Puisqu’il était facile d’emprunter, les maisons se sont vendues à gros prix, en mode surenchère, tant dans la grande région de Montréal que dans les marchés périphériques. Aucune région n’a été épargnée, de la Mauricie à l’Estrie, en passant par le Saguenay-Lac Saint-Jean, Québec, Gatineau et la Montérégie. Personne n’a échappé à cette folie immobilière.

Résultat net: les vendeurs ont empoché de juteux profits, les courtiers immobiliers à commission ont considérablement amélioré leur sort, tandis que les acheteurs, surtout les premiers, les jeunes couples, se sont saignés pour accéder à la propriété.

On faisait la file pour visiter les maisons à vendre, on se faisait dire qu’on avait droit à quinze minutes, max, avant de laisser la place au suivant, et au plus offrant. Des courtiers, une minorité, mais quand même, ont étiré l’élastique en organisant des belles visites, à heures fixes.

C’était il y a quelques semaines à peine. Mais là, tout a changé. Pour reprendre une déclaration d’un courtier immobilier appelé à commenter le ralentissement du marché: «C’est la fin de la fête, la musique vient d’arrêter».

Il faut désormais faire face à la musique et admettre que le marché immobilier a été siphonné à l’os.
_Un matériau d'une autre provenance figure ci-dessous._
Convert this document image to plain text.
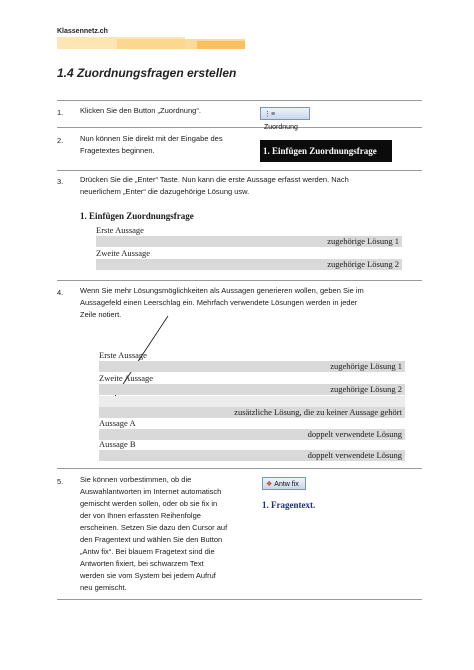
Klassennetz.ch
1.4 Zuordnungsfragen erstellen
1. Klicken Sie den Button „Zuordnung“.	⋮≡Zuordnung
2. Nun können Sie direkt mit der Eingabe des
Fragetextes beginnen.	1. Einfügen Zuordnungsfrage
3. Drücken Sie die „Enter“ Taste. Nun kann die erste Aussage erfasst werden. Nach
neuerlichem „Enter“ die dazugehörige Lösung usw.
1. Einfügen Zuordnungsfrage
Erste Aussage
zugehörige Lösung 1
Zweite Aussage
zugehörige Lösung 2
4. Wenn Sie mehr Lösungsmöglichkeiten als Aussagen generieren wollen, geben Sie im
Aussagefeld einen Leerschlag ein. Mehrfach verwendete Lösungen werden in jeder
Zeile notiert.
Erste Aussage
zugehörige Lösung 1
Zweite Aussage
zugehörige Lösung 2
zusätzliche Lösung, die zu keiner Aussage gehört
Aussage A
doppelt verwendete Lösung
Aussage B
doppelt verwendete Lösung
5. Sie können vorbestimmen, ob die
Auswahlantworten im Internet automatisch
gemischt werden sollen, oder ob sie fix in
der von Ihnen erfassten Reihenfolge
erscheinen. Setzen Sie dazu den Cursor auf
den Fragentext und wählen Sie den Button
„Antw fix“. Bei blauem Fragetext sind die
Antworten fixiert, bei schwarzem Text
werden sie vom System bei jedem Aufruf
neu gemischt.
❖ Antw fix
1. Fragentext.
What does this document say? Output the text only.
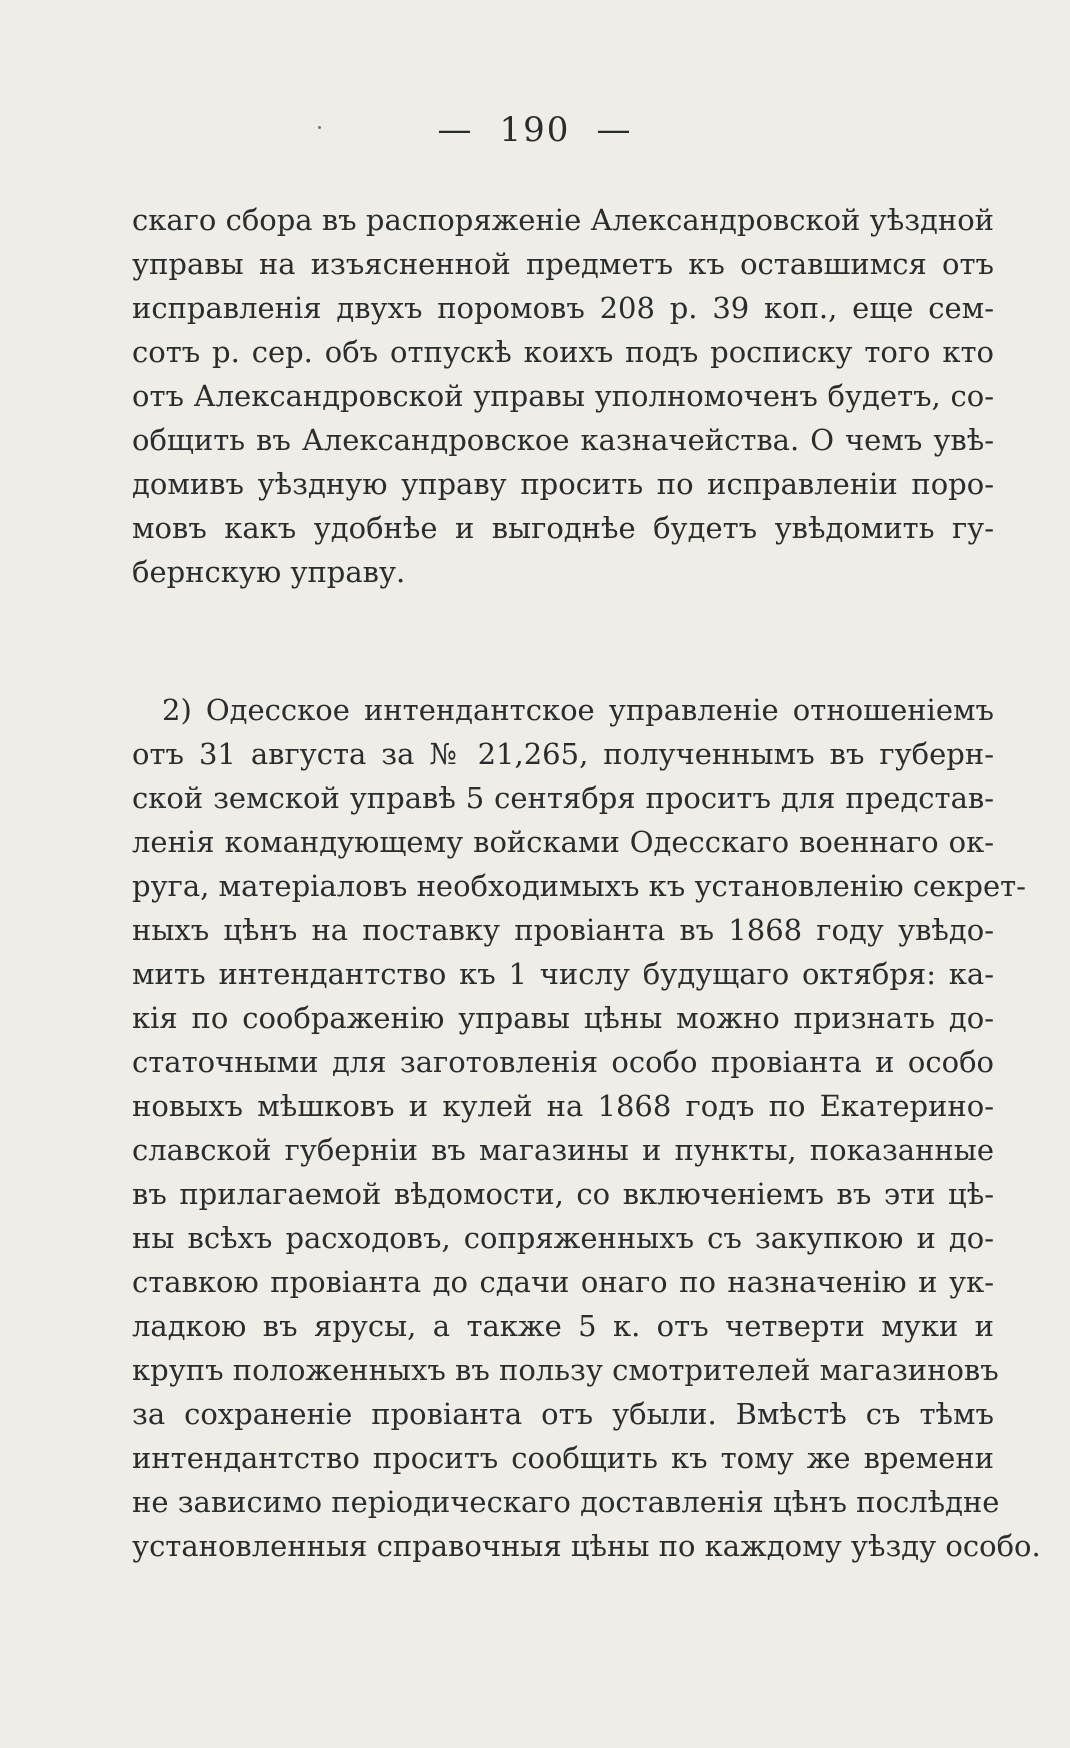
— 190 —
скаго сбора въ распоряженіе Александровской уѣздной
управы на изъясненной предметъ къ оставшимся отъ
исправленія двухъ поромовъ 208 р. 39 коп., еще сем-
сотъ р. сер. объ отпускѣ коихъ подъ росписку того кто
отъ Александровской управы уполномоченъ будетъ, со-
общить въ Александровское казначейства. О чемъ увѣ-
домивъ уѣздную управу просить по исправленіи поро-
мовъ какъ удобнѣе и выгоднѣе будетъ увѣдомить гу-
бернскую управу.
2) Одесское интендантское управленіе отношеніемъ
отъ 31 августа за № 21,265, полученнымъ въ губерн-
ской земской управѣ 5 сентября проситъ для представ-
ленія командующему войсками Одесскаго военнаго ок-
руга, матеріаловъ необходимыхъ къ установленію секрет-
ныхъ цѣнъ на поставку провіанта въ 1868 году увѣдо-
мить интендантство къ 1 числу будущаго октября: ка-
кія по соображенію управы цѣны можно признать до-
статочными для заготовленія особо провіанта и особо
новыхъ мѣшковъ и кулей на 1868 годъ по Екатерино-
славской губерніи въ магазины и пункты, показанные
въ прилагаемой вѣдомости, со включеніемъ въ эти цѣ-
ны всѣхъ расходовъ, сопряженныхъ съ закупкою и до-
ставкою провіанта до сдачи онаго по назначенію и ук-
ладкою въ ярусы, а также 5 к. отъ четверти муки и
крупъ положенныхъ въ пользу смотрителей магазиновъ
за сохраненіе провіанта отъ убыли. Вмѣстѣ съ тѣмъ
интендантство проситъ сообщить къ тому же времени
не зависимо періодическаго доставленія цѣнъ послѣдне
установленныя справочныя цѣны по каждому уѣзду особо.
C’est un peu ce que doivent se dire, au moment où vous lisez cette chronique d’humeur, ces acheteurs qui ont payé 100 000 et même 150 000 dollars de plus que le prix acceptable pour ce bungalow tout ce qu’il y a de plus ordinaire, avec une piscine hors terre et un terrain clôturé pour ne pas avoir à dire bonjour tous les jours à son voisin qui fait cuire son hamburger steak sur son barbecue.

Il y a quelques jours, on nous apprenait que «près d’un propriétaire sur quatre» pourrait devoir vendre sa maison si les taux hypothécaires continuent d’augmenter, cette prévision alarmante – alarmiste? – étant la résultante d’un sondage commandé par la Banque Manuvie du Canada.



On peut faire dire bien des choses aux sondages, on peut les interpréter chacun à sa manière, mais avouons que dans le cas présent, la réalité financière de bon nombre de propriétaires hypothéqués a de quoi faire réfléchir.

Des projets sur pause

Et qu’en est-il des jeunes couples qui ne sont pas encore passés à la banque pour contracter un prêt hypothécaire?

«Beaucoup de nos clients ont mis leur projet [d’acquisition] sur pause», constate Nathalie Lapointe, courtière hypothécaire et gestionnaire chez Multi Prêts, à Saint-Jean-sur-Richelieu.

Ces clients potentiels ont renoncé à la propriété pour diverses raisons, la plus importante étant l’incapacité de faire accepter leur offre d’achat au terme d’une année à cogner à toutes les portes de maisons à vendre.

Il y a aussi la menace d’une récession et le risque réel d’une correction du marché qui pourrait faire chuter le prix des maisons de 15 %, selon Desjardins.

«Quand les taux hypothécaires étaient bas, nos clients n’avaient aucune difficulté à se qualifier en vue d’une acquisition, relève la courtière. Les choses allaient vite et bien. Ce n’est pas le cas maintenant. On annule beaucoup de dossiers à la demande de nos clients, qui ne veulent plus ou qui ne peuvent plus acheter.»

Il y a un an, à l’été 2021, le taux fixe sur 5 ans était de 1,74 %.

Pas plus tard qu’hier, il se situait à… 5,09 %.



Et pour passer le test d’emprunt avec la banque, il faut ajouter un autre 2 % dans le scénario de simulation, ce qui se traduit par un taux de 7,09 %. Il faut donc avoir les reins solides pour obtenir les clés d’une propriété.

Nul besoin d’avoir en main sa calculette pour réaliser que l’achat d’une unifamiliale, d’un condo ou d’un plex est désormais hors de portée pour bien des acheteurs.

Dans ces conditions, l’immobilier est proche de l’immobilisme.